Apparition d'un prêtre au purgatoire La communion dans la main

Un prêtre est venu chez moi et m'a dit: "Prie pour moi, j'endure de grandes souffrances." Et il a disparu sans pouvoir m'en dire plus. Dans la suite, une autre âme du Purgatoire m'a éclairée sur ce cas. "Il a beaucoup à souffrir parce qu'il a introduit la communion dans la main et a fait enlever les tables de communion. Ce qu'on pourrait faire de plus efficace pour le soulager, ce serait de remettre les tables saintes là où il les a fait enlever, et que ceux qu'il a ainsi entraînés à le faire ne communient plus dans la main." J'ai dit la chose au doyen que cela concernait. Il s'est montré compréhensif, et m'a dit: "Je n'ai pas introduit la communion dans la main. Pour ce qui est des tables de communion, tout ce que je puis faire, c'est d'essayer d'obtenir qu'on se conforme à ce désir; mais sur ce point, je dois laisser décider le curé de l'endroit."

Deux fois déjà un prêtre est venu se plaindre.

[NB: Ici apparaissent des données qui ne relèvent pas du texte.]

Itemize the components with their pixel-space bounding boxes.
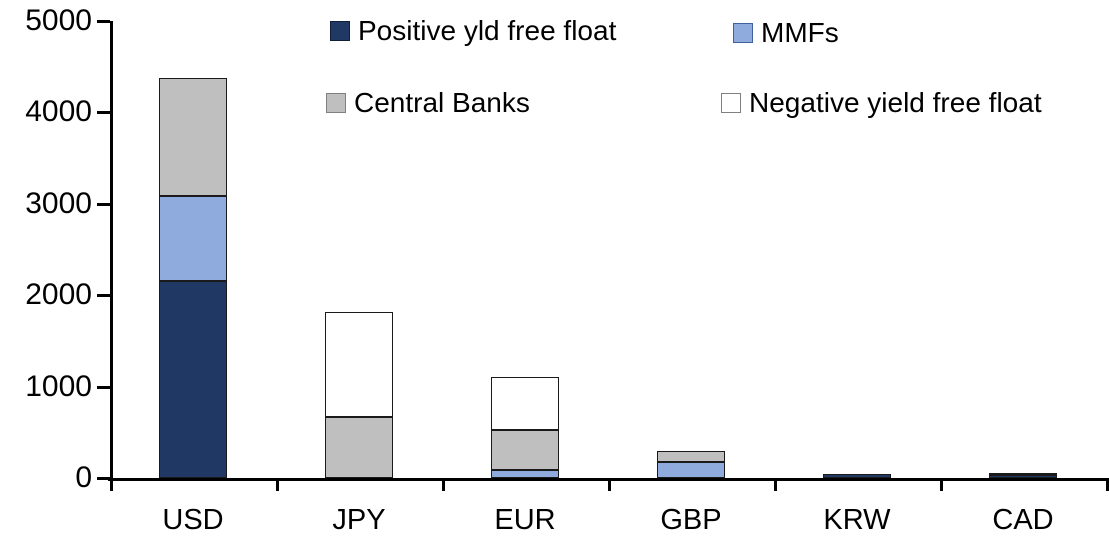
y-tick-2000 bbox=[97, 294, 110, 298]
x-tick-5 bbox=[940, 478, 943, 491]
bar-segment-EUR-mmfs bbox=[491, 469, 559, 478]
bar-segment-JPY-negative-yield-free-float bbox=[325, 311, 393, 417]
y-tick-label-1000: 1000 bbox=[25, 369, 92, 403]
bar-segment-GBP-mmfs bbox=[657, 461, 725, 478]
bar-segment-EUR-central-banks bbox=[491, 429, 559, 470]
y-tick-3000 bbox=[97, 202, 110, 206]
x-category-label-GBP: GBP bbox=[660, 504, 722, 536]
legend-swatch-positive-yld-free-float bbox=[330, 21, 350, 41]
legend-label-positive-yld-free-float: Positive yld free float bbox=[358, 15, 617, 46]
bar-segment-USD-central-banks bbox=[159, 77, 227, 197]
x-category-label-CAD: CAD bbox=[992, 504, 1054, 536]
x-tick-3 bbox=[608, 478, 611, 491]
y-tick-label-3000: 3000 bbox=[25, 186, 92, 220]
y-tick-5000 bbox=[97, 20, 110, 23]
x-tick-6 bbox=[1106, 478, 1109, 491]
legend-label-central-banks: Central Banks bbox=[354, 87, 530, 118]
y-tick-label-4000: 4000 bbox=[25, 95, 92, 129]
bar-segment-KRW-positive-yld-free-float bbox=[823, 474, 891, 478]
legend-item-negative-yield-free-float: Negative yield free float bbox=[721, 87, 1042, 118]
bar-segment-GBP-central-banks bbox=[657, 450, 725, 462]
x-category-label-JPY: JPY bbox=[332, 504, 386, 536]
legend-item-central-banks: Central Banks bbox=[326, 87, 530, 118]
legend-item-mmfs: MMFs bbox=[733, 17, 839, 48]
bar-segment-USD-mmfs bbox=[159, 196, 227, 282]
bar-segment-EUR-negative-yield-free-float bbox=[491, 377, 559, 430]
y-tick-0 bbox=[97, 477, 110, 480]
y-tick-label-2000: 2000 bbox=[25, 278, 92, 312]
x-tick-0 bbox=[110, 478, 113, 491]
legend-item-positive-yld-free-float: Positive yld free float bbox=[330, 15, 617, 46]
x-tick-1 bbox=[276, 478, 279, 491]
x-category-label-EUR: EUR bbox=[494, 504, 556, 536]
y-tick-1000 bbox=[97, 385, 110, 389]
bar-segment-CAD-positive-yld-free-float bbox=[989, 475, 1057, 478]
bar-segment-JPY-central-banks bbox=[325, 416, 393, 478]
y-tick-label-0: 0 bbox=[75, 461, 92, 494]
x-category-label-KRW: KRW bbox=[823, 504, 891, 536]
y-axis-line bbox=[110, 21, 113, 481]
x-tick-4 bbox=[774, 478, 777, 491]
x-tick-2 bbox=[442, 478, 445, 491]
bar-segment-CAD-central-banks bbox=[989, 472, 1057, 476]
y-tick-label-5000: 5000 bbox=[25, 4, 92, 37]
legend-label-negative-yield-free-float: Negative yield free float bbox=[749, 87, 1042, 118]
bar-segment-USD-positive-yld-free-float bbox=[159, 281, 227, 478]
x-category-label-USD: USD bbox=[162, 504, 224, 536]
legend-swatch-mmfs bbox=[733, 23, 753, 43]
legend-swatch-negative-yield-free-float bbox=[721, 93, 741, 113]
legend-label-mmfs: MMFs bbox=[761, 17, 839, 48]
y-tick-4000 bbox=[97, 111, 110, 115]
legend-swatch-central-banks bbox=[326, 93, 346, 113]
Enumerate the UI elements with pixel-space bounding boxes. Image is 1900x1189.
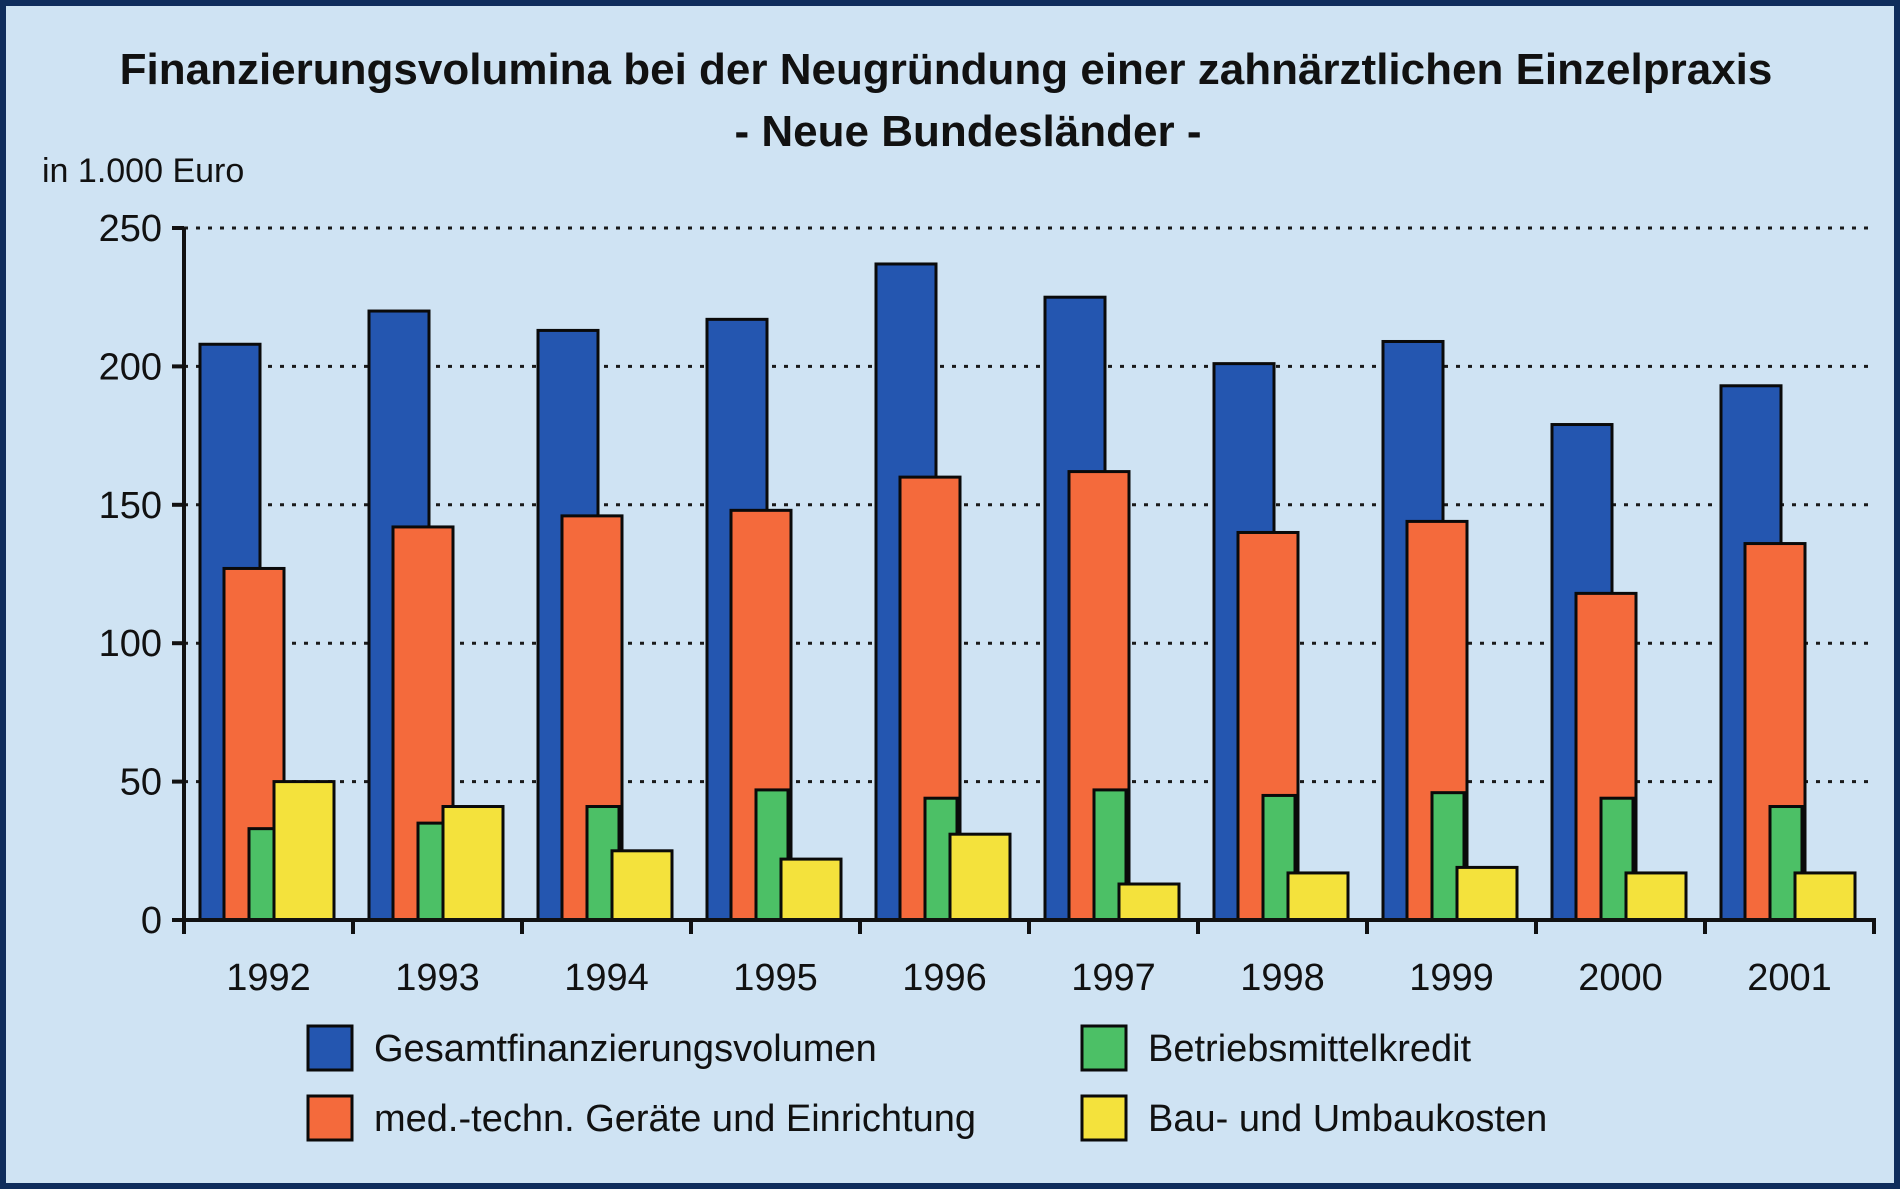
bars: [198, 262, 1857, 922]
x-tick-label-1999: 1999: [1409, 957, 1494, 999]
x-tick-label-1993: 1993: [395, 957, 480, 999]
y-tick-label: 250: [99, 208, 162, 250]
x-tick-label-1994: 1994: [564, 957, 649, 999]
chart-subtitle: - Neue Bundesländer -: [735, 107, 1202, 156]
y-tick-label: 200: [99, 346, 162, 388]
x-tick-label-1992: 1992: [226, 957, 311, 999]
bar-group-1995: [705, 317, 843, 922]
y-tick-label: 150: [99, 485, 162, 527]
bar-1997-series-3: [1117, 882, 1181, 922]
legend-item-1: med.-techn. Geräte und Einrichtung: [306, 1094, 976, 1142]
x-tick-label-1996: 1996: [902, 957, 987, 999]
axes: 0 50 100 150 200 250 1992 1993 1994 1995 1996 1997 1…: [99, 208, 1876, 999]
bar-1995-series-3: [779, 857, 843, 922]
y-tick-label: 0: [141, 900, 162, 942]
bar-1993-series-3: [441, 805, 505, 922]
bar-1998-series-3: [1286, 871, 1350, 922]
legend-item-0: Gesamtfinanzierungsvolumen: [306, 1024, 877, 1072]
bar-1996-series-3: [948, 832, 1012, 922]
y-tick-label: 100: [99, 623, 162, 665]
bar-group-2001: [1719, 384, 1857, 922]
bar-1992-series-3: [272, 780, 336, 922]
bar-group-1999: [1381, 339, 1519, 922]
chart-title: Finanzierungsvolumina bei der Neugründun…: [120, 45, 1773, 94]
bar-group-1996: [874, 262, 1012, 922]
bar-group-1997: [1043, 295, 1181, 922]
bar-group-1993: [367, 309, 505, 922]
legend-swatch: [306, 1024, 354, 1072]
bar-1994-series-3: [610, 849, 674, 922]
legend-item-3: Bau- und Umbaukosten: [1080, 1094, 1547, 1142]
bar-group-1998: [1212, 362, 1350, 922]
legend-label: Bau- und Umbaukosten: [1148, 1098, 1547, 1140]
legend: Gesamtfinanzierungsvolumen Betriebsmittel…: [306, 1024, 1547, 1142]
legend-item-2: Betriebsmittelkredit: [1080, 1024, 1472, 1072]
legend-swatch: [1080, 1094, 1128, 1142]
bar-1999-series-3: [1455, 865, 1519, 922]
chart: Finanzierungsvolumina bei der Neugründun…: [42, 45, 1876, 1142]
bar-2001-series-3: [1793, 871, 1857, 922]
legend-label: Gesamtfinanzierungsvolumen: [374, 1028, 877, 1070]
y-tick-label: 50: [120, 762, 162, 804]
x-tick-label-2001: 2001: [1747, 957, 1832, 999]
x-tick-label-1995: 1995: [733, 957, 818, 999]
x-tick-label-1997: 1997: [1071, 957, 1156, 999]
y-axis-unit-label: in 1.000 Euro: [42, 152, 244, 190]
x-tick-label-2000: 2000: [1578, 957, 1663, 999]
bar-group-1992: [198, 342, 336, 922]
x-tick-label-1998: 1998: [1240, 957, 1325, 999]
legend-label: med.-techn. Geräte und Einrichtung: [374, 1098, 976, 1140]
legend-swatch: [306, 1094, 354, 1142]
bar-2000-series-3: [1624, 871, 1688, 922]
legend-label: Betriebsmittelkredit: [1148, 1028, 1472, 1070]
bar-group-1994: [536, 328, 674, 922]
legend-swatch: [1080, 1024, 1128, 1072]
bar-group-2000: [1550, 423, 1688, 922]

À la troisième rencontre il se plaint d'avoir durement à souffrir parce qu'il a enlevé la table de communion de l'église, et forcé le peuple à recevoir la communion debout. Il y a là, nous le voyons, quelque chose qui n'est pas en règle.

Le pape a bien permis que l'on reçoive la communion debout, mais quiconque voudrait communier à genoux doit avoir la possibilité de recevoir la Sainte communion à genoux à la table sainte. C'est cela que veut le pape, et nous pouvons le demander de tout prêtre.

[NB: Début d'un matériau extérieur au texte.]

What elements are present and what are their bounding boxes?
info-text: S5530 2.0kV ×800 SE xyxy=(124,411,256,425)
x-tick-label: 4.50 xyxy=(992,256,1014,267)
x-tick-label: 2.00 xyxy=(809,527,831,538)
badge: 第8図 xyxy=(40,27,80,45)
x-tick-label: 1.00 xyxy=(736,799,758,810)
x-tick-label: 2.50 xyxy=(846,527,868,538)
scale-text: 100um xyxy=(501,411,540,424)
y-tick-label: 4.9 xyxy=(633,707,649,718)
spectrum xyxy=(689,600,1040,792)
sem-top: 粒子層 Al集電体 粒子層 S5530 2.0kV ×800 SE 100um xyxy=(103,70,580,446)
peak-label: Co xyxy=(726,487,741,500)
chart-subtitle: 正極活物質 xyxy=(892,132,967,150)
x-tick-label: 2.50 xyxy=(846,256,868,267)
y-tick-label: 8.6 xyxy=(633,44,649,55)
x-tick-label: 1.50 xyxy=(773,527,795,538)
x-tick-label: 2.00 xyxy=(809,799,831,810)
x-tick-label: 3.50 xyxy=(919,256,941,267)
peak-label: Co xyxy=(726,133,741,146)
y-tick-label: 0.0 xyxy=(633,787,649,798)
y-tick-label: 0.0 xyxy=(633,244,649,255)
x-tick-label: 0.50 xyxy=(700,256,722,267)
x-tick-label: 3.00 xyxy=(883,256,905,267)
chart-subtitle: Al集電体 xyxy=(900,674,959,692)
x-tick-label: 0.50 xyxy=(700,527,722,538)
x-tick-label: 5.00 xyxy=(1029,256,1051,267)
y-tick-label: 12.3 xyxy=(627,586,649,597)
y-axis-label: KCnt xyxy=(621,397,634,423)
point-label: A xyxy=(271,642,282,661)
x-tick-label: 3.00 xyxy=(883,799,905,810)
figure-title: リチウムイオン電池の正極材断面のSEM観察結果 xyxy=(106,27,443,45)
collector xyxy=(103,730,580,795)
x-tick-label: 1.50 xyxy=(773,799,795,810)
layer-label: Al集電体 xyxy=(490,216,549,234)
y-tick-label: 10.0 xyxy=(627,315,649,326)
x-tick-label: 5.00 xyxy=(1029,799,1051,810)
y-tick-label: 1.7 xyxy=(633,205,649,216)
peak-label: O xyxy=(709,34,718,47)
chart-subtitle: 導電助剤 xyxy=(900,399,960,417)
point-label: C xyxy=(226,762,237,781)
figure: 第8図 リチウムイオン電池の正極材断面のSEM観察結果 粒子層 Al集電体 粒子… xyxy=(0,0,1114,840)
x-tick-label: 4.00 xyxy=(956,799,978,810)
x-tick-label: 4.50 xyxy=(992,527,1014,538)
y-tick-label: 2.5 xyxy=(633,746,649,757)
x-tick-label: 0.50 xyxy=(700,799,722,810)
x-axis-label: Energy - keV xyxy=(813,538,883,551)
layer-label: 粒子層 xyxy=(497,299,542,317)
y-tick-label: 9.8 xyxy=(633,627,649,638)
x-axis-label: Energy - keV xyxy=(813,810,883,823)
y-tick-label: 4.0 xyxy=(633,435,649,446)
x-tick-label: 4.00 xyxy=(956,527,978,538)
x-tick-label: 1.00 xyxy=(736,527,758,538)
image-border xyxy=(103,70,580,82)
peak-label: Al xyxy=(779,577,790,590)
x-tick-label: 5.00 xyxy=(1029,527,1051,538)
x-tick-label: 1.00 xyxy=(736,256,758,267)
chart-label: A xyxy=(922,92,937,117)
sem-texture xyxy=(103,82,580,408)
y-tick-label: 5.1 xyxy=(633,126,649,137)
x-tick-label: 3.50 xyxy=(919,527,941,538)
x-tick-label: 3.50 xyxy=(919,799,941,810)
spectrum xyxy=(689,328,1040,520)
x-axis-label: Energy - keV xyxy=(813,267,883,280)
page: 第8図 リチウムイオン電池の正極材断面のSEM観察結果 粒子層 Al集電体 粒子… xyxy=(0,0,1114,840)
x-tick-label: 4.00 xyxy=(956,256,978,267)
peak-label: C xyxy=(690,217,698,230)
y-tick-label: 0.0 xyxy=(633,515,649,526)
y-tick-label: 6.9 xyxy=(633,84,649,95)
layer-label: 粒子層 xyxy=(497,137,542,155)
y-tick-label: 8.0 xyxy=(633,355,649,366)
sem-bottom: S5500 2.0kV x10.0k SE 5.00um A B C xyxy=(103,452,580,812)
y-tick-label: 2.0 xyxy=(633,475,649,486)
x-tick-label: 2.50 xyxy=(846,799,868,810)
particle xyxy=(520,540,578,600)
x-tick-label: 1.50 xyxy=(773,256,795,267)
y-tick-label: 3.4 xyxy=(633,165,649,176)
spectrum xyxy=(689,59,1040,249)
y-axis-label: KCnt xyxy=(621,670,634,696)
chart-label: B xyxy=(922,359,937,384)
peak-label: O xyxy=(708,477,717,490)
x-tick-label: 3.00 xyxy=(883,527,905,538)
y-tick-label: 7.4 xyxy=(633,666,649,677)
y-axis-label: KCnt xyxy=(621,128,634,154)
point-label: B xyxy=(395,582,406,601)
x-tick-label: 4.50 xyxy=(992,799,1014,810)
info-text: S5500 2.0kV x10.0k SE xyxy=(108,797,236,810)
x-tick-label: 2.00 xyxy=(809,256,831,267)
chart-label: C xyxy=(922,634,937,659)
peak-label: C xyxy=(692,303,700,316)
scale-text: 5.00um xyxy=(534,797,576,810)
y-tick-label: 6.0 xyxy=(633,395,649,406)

Si un prêtre ou un évêque savait quelle responsabilité il encourt en introduisant la communion dans la main, il n'y aurait, sur-le-champ, plus de communion donnée ou reçue dans la main.

Voici maintenant une question que l'on me pose partout. La chose est claire, mais en cette époque moderne, les commandements de Dieu ne se laisse pas moderniser. Ces commandements sont une partie intégrante de l'enseignement de la religion. Qu'on rejette donc ce "catéchisme hollandais", qui met en question ou passe sous silence d'importantes vérités de foi, et qu'on achète l'ancien catéchisme, comme en Suisse, où l'on en fait imprimer des milliers, pour qu'on puisse de nouveau instruire les enfants d'une manière juste et sûre. Si le prêtre ou le catéchiste ne le fait pas, que les parents le fassent. Maria Simma fait allusion à Anton Schraner, Catéchisme catholique, éditions Christiana –Verlag.

Pouvez-vous nous dire quels sont les moyens les plus efficaces pour délivrer des âmes du Purgatoire ?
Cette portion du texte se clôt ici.